From grad school on, I worked with a very successful, recognized voice teacher. He was a good pedagogue: he had a good ear for vocal health and production, he recognized talent, he had an instinct for appropriate repertoire; he seemed to be able to predict a voice’s development, and to guide his students accordingly. He was insightful, empathetic, and fundamentally kind, and was able both to encourage his singers, and to let them down gently, but firmly, when they didn’t make the grade. He attracted top prospects to his institution and his private studio; his better students won competitions, and were cast by major opera companies; and he was adept at placing those who wished to teach, in good positions. He seemed to make good choices, and to position himself strategically in a very competitive market. I frequently arrived early for my lessons, and would take advantage of the opportunities to watch him teach. A particularly talented soprano often preceded me, and I enjoyed hearing him interact with her. She had her own ideas about what she wanted to sing, about the singer she wanted to be-- and was frequently at odds with her teacher. She would bring in arias he did not assign, and sing them inappropriately—and he would have to bear with her, talk her down, try both to help her sing better, and to be more realistic about her talent. One day, shortly before the Met regional auditions, she brought in “Ach, ich fühl’s” from Mozart’s Magic Flute, and announced that she was going to sing it for the competition. He had her sing it, worked on a few passages, and then told her it was not her aria. I remember so clearly the gist of what he said:
Every soprano wants to sing this aria. It is absolutely perfect, musically and dramatically-- the Holy of Holies; if you nail it, you’ll have everyone swooning. But the opposite is also true: if you don’t absolutely nail it, everyone hears that, as well. You will be compared to every soprano they have ever heard, judged on your ability to sing it as perfectly as the greatest soprano that ever sang it—and inevitably you will fall short. Almost no one wins with this aria—and you certainly will not.

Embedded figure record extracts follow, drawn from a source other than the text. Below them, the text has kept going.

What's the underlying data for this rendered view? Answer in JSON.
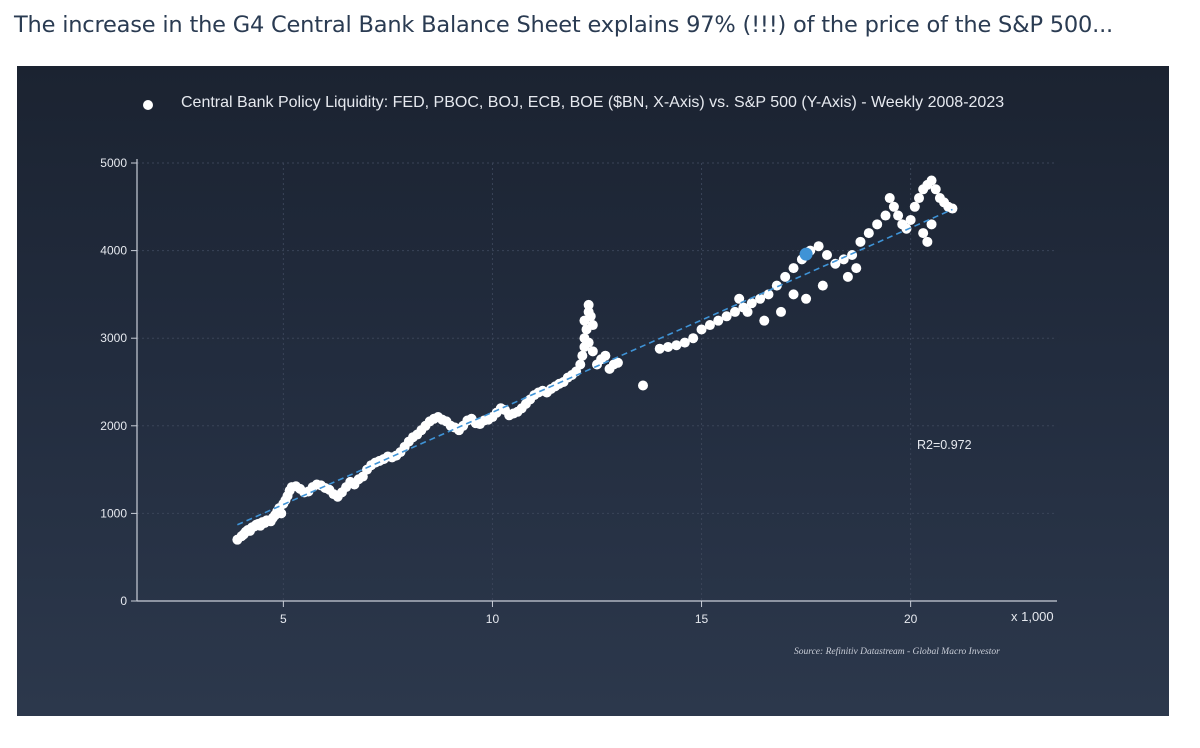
{
  "caption": "The increase in the G4 Central Bank Balance Sheet explains 97% (!!!) of the price of the S&P 500...",
  "colors": {
    "points": "#ffffff",
    "highlight": "#3f93d6",
    "trendline": "#3f93d6",
    "background": "#1f2839",
    "axis": "#c9ced8",
    "grid": "#3a4458"
  },
  "chart_data": {
    "type": "scatter",
    "title": "",
    "legend": [
      {
        "marker": "white-dot",
        "label": "Central Bank Policy Liquidity: FED, PBOC, BOJ, ECB, BOE ($BN, X-Axis) vs. S&P 500 (Y-Axis) - Weekly 2008-2023"
      }
    ],
    "legend_placement": "top",
    "xlabel": "",
    "ylabel": "",
    "x_multiplier_label": "x 1,000",
    "xlim": [
      1.5,
      23.5
    ],
    "ylim": [
      0,
      5000
    ],
    "x_ticks": [
      5,
      10,
      15,
      20
    ],
    "x_tick_labels": [
      "5",
      "10",
      "15",
      "20"
    ],
    "y_ticks": [
      0,
      1000,
      2000,
      3000,
      4000,
      5000
    ],
    "y_tick_labels": [
      "0",
      "1000",
      "2000",
      "3000",
      "4000",
      "5000"
    ],
    "grid": true,
    "annotations": {
      "r_squared": "R2=0.972",
      "source": "Source: Refinitiv Datastream - Global Macro Investor"
    },
    "trendline": {
      "style": "dashed",
      "x": [
        3.9,
        21.0
      ],
      "y": [
        870,
        4470
      ]
    },
    "highlight_point": {
      "x": 17.5,
      "y": 3960
    },
    "series": [
      {
        "points": [
          [
            3.9,
            700
          ],
          [
            4.0,
            740
          ],
          [
            4.05,
            760
          ],
          [
            4.1,
            790
          ],
          [
            4.15,
            810
          ],
          [
            4.2,
            800
          ],
          [
            4.25,
            840
          ],
          [
            4.3,
            850
          ],
          [
            4.35,
            870
          ],
          [
            4.4,
            880
          ],
          [
            4.45,
            860
          ],
          [
            4.5,
            900
          ],
          [
            4.55,
            890
          ],
          [
            4.6,
            920
          ],
          [
            4.7,
            910
          ],
          [
            4.75,
            950
          ],
          [
            4.8,
            980
          ],
          [
            4.85,
            1020
          ],
          [
            4.9,
            1060
          ],
          [
            4.95,
            1000
          ],
          [
            5.0,
            1110
          ],
          [
            5.05,
            1150
          ],
          [
            5.1,
            1200
          ],
          [
            5.15,
            1260
          ],
          [
            5.2,
            1300
          ],
          [
            5.3,
            1310
          ],
          [
            5.4,
            1280
          ],
          [
            5.5,
            1240
          ],
          [
            5.6,
            1250
          ],
          [
            5.7,
            1300
          ],
          [
            5.8,
            1330
          ],
          [
            5.9,
            1320
          ],
          [
            6.0,
            1290
          ],
          [
            6.1,
            1270
          ],
          [
            6.2,
            1220
          ],
          [
            6.3,
            1190
          ],
          [
            6.4,
            1240
          ],
          [
            6.5,
            1300
          ],
          [
            6.6,
            1360
          ],
          [
            6.7,
            1330
          ],
          [
            6.8,
            1390
          ],
          [
            6.9,
            1420
          ],
          [
            7.0,
            1500
          ],
          [
            7.1,
            1550
          ],
          [
            7.2,
            1580
          ],
          [
            7.3,
            1600
          ],
          [
            7.4,
            1620
          ],
          [
            7.5,
            1650
          ],
          [
            7.6,
            1640
          ],
          [
            7.7,
            1660
          ],
          [
            7.8,
            1700
          ],
          [
            7.9,
            1760
          ],
          [
            8.0,
            1820
          ],
          [
            8.1,
            1870
          ],
          [
            8.2,
            1900
          ],
          [
            8.3,
            1950
          ],
          [
            8.4,
            2000
          ],
          [
            8.5,
            2050
          ],
          [
            8.6,
            2080
          ],
          [
            8.7,
            2100
          ],
          [
            8.8,
            2070
          ],
          [
            8.9,
            2050
          ],
          [
            9.0,
            2000
          ],
          [
            9.1,
            1980
          ],
          [
            9.2,
            1950
          ],
          [
            9.3,
            2000
          ],
          [
            9.4,
            2060
          ],
          [
            9.5,
            2080
          ],
          [
            9.6,
            2030
          ],
          [
            9.7,
            2020
          ],
          [
            9.8,
            2060
          ],
          [
            9.9,
            2070
          ],
          [
            10.0,
            2100
          ],
          [
            10.1,
            2150
          ],
          [
            10.2,
            2200
          ],
          [
            10.3,
            2180
          ],
          [
            10.4,
            2120
          ],
          [
            10.5,
            2140
          ],
          [
            10.6,
            2160
          ],
          [
            10.7,
            2200
          ],
          [
            10.8,
            2250
          ],
          [
            10.9,
            2300
          ],
          [
            11.0,
            2350
          ],
          [
            11.1,
            2380
          ],
          [
            11.2,
            2400
          ],
          [
            11.3,
            2380
          ],
          [
            11.4,
            2420
          ],
          [
            11.5,
            2450
          ],
          [
            11.6,
            2480
          ],
          [
            11.7,
            2500
          ],
          [
            11.8,
            2550
          ],
          [
            11.9,
            2580
          ],
          [
            12.0,
            2620
          ],
          [
            12.1,
            2700
          ],
          [
            12.15,
            2800
          ],
          [
            12.2,
            2900
          ],
          [
            12.2,
            3000
          ],
          [
            12.25,
            3100
          ],
          [
            12.2,
            3200
          ],
          [
            12.3,
            3300
          ],
          [
            12.3,
            3380
          ],
          [
            12.35,
            3250
          ],
          [
            12.4,
            3150
          ],
          [
            12.3,
            2950
          ],
          [
            12.4,
            2850
          ],
          [
            12.5,
            2700
          ],
          [
            12.6,
            2760
          ],
          [
            12.7,
            2800
          ],
          [
            12.8,
            2650
          ],
          [
            12.9,
            2700
          ],
          [
            13.0,
            2720
          ],
          [
            13.6,
            2460
          ],
          [
            14.0,
            2880
          ],
          [
            14.2,
            2900
          ],
          [
            14.4,
            2920
          ],
          [
            14.6,
            2950
          ],
          [
            14.8,
            3000
          ],
          [
            15.0,
            3100
          ],
          [
            15.4,
            3200
          ],
          [
            15.6,
            3250
          ],
          [
            15.8,
            3300
          ],
          [
            16.0,
            3350
          ],
          [
            16.2,
            3400
          ],
          [
            16.4,
            3450
          ],
          [
            16.6,
            3500
          ],
          [
            16.8,
            3600
          ],
          [
            17.0,
            3700
          ],
          [
            17.2,
            3800
          ],
          [
            17.4,
            3900
          ],
          [
            17.6,
            4000
          ],
          [
            17.8,
            4050
          ],
          [
            18.0,
            3950
          ],
          [
            18.2,
            3850
          ],
          [
            18.4,
            3900
          ],
          [
            18.6,
            3950
          ],
          [
            18.8,
            4100
          ],
          [
            19.0,
            4200
          ],
          [
            19.2,
            4300
          ],
          [
            19.4,
            4400
          ],
          [
            19.5,
            4600
          ],
          [
            19.6,
            4500
          ],
          [
            19.7,
            4400
          ],
          [
            19.8,
            4300
          ],
          [
            19.9,
            4250
          ],
          [
            20.0,
            4350
          ],
          [
            20.1,
            4500
          ],
          [
            20.2,
            4600
          ],
          [
            20.3,
            4700
          ],
          [
            20.4,
            4750
          ],
          [
            20.5,
            4800
          ],
          [
            20.6,
            4700
          ],
          [
            20.7,
            4600
          ],
          [
            20.8,
            4550
          ],
          [
            20.9,
            4500
          ],
          [
            21.0,
            4480
          ],
          [
            20.3,
            4200
          ],
          [
            20.4,
            4100
          ],
          [
            20.5,
            4300
          ],
          [
            16.9,
            3300
          ],
          [
            17.2,
            3500
          ],
          [
            17.5,
            3450
          ],
          [
            16.5,
            3200
          ],
          [
            18.5,
            3700
          ],
          [
            18.7,
            3800
          ],
          [
            17.9,
            3600
          ],
          [
            15.2,
            3150
          ],
          [
            15.9,
            3450
          ],
          [
            16.1,
            3300
          ]
        ]
      }
    ]
  }
}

I have thought a lot about this incident over the years—both about the teacher’s response, and about singing Mozart. He was being practical, calculating-- she was talented, and might do well, given the right repertoire—something that would allow her more breathing room, that would make a virtue of her idiosyncracies and imperfections, that would allow her to color outside of the lines without penalty. But Mozart’s music simply does not allow this: it must be sung with complete control and fidelity, and with no hint of the heavy lifting that lies behind that fidelity. Mozart must always be in control; the singer is the beautiful conduit for Mozart’s voice, not for his or her own.
As Chorale prepares Mozart’s Requiem for performance on March 25, I obsess about this fidelity. As I admonish the choir during rehearsals-- the lines and voices at this point in our learning process sound like “twine”-- they are present, they work, but they have lumps in them, they have strands escaping from the central thread, they have weak stretches and frayed ends. Woven together, they yield a thick, opaque texture, far from the crystalline purity Mozart requires. Our goal, our necessary end product, is a transparent, shimmering structure, woven of silken threads—functioning individually, and in tandem, to express Mozart’s vision. Mozart challenges us to leave ourselves, and the weight of our imperfections, behind. Effectively, we weave gold from straw.
As Salieri expresses in the movie Amadeus, life is not fair. We can’t all be Mozart. But Chorale is doing its best to be a worthy vehicle for his voice and vision. We hope you’ll come on March 25, and share that vision with us.